The first-line treatment for center-involved DME is a series of injections directly into the eye. These injections deliver drugs that block VEGF, the protein driving the fluid leakage. The procedure sounds alarming, but the eye is numbed with drops beforehand, and most people describe feeling pressure rather than sharp pain.

Treatment typically starts with a loading phase of three monthly injections. After that, your doctor assesses how well the fluid is resolving and adjusts the schedule. Many clinics use a “treat and extend” approach, gradually lengthening the time between injections as long as the macula stays dry. Clinical trials using this method have shown vision improvements of roughly 6 to 10 letters on an eye chart. Some people eventually reach a point where injections can be stopped, while others need ongoing treatment to keep the fluid from returning.

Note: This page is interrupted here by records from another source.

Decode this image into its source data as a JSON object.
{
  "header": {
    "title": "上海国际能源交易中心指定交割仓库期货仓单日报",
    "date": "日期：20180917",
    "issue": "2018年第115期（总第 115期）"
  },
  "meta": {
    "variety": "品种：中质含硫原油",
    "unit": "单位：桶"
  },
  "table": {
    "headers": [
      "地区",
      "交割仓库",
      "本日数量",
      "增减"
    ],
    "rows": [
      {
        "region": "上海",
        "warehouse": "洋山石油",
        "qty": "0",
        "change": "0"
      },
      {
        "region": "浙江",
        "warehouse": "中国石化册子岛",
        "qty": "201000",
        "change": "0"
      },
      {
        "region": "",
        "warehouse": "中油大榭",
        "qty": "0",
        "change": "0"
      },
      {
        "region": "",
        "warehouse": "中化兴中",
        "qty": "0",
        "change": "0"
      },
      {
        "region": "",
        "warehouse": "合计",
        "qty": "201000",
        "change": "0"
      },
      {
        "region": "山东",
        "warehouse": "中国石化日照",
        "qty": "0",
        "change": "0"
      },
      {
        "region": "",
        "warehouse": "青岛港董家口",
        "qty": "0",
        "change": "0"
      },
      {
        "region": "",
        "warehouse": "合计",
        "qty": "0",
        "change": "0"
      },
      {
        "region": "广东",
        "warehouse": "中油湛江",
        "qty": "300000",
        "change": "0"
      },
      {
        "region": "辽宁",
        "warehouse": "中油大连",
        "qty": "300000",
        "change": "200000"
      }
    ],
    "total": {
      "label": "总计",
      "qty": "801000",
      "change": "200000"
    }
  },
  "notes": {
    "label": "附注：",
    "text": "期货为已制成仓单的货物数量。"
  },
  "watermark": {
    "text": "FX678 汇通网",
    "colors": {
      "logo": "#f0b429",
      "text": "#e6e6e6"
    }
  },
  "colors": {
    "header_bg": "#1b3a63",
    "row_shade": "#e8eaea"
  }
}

The newer drug faricimab works on two targets at once, blocking both VEGF and a second protein involved in blood vessel instability. This dual action may allow longer intervals between injections for some patients.

When Steroid Implants Are Used

For people whose DME doesn’t respond well to VEGF-blocking injections, or who can’t maintain frequent clinic visits, steroid implants offer an alternative. These are tiny devices placed inside the eye that slowly release an anti-inflammatory medication over weeks to months. Their main advantage is duration: a single implant can work for roughly three months, and some sustained-release versions are designed to last up to three years.

Steroid implants are particularly useful for people who have already had cataract surgery (since steroids can accelerate cataract formation, and that’s no longer a concern once the natural lens is gone), those with long-standing DME, and patients in settings where frequent monthly visits aren’t practical. The trade-off is a higher risk of increased eye pressure, which needs monitoring.

What Happens Without Treatment

Left untreated, DME carries a roughly 24% chance of moderate vision loss over three years. “Moderate” in clinical terms means losing enough acuity to drop from, say, 20/20 to 20/40, or equivalently, three lines on a standard eye chart. Laser treatment, which was the standard before injectable therapies, cuts that risk in half. Current VEGF-blocking treatments do even better, often improving vision rather than just preserving it.

The longer DME goes untreated, the more likely it is that retinal neurons will be permanently damaged. Even if the fluid is eventually cleared, vision may not fully recover once those cells are gone. This is why screening matters: annual dilated eye exams for anyone with diabetes can catch DME before it causes noticeable symptoms, when treatment is most effective.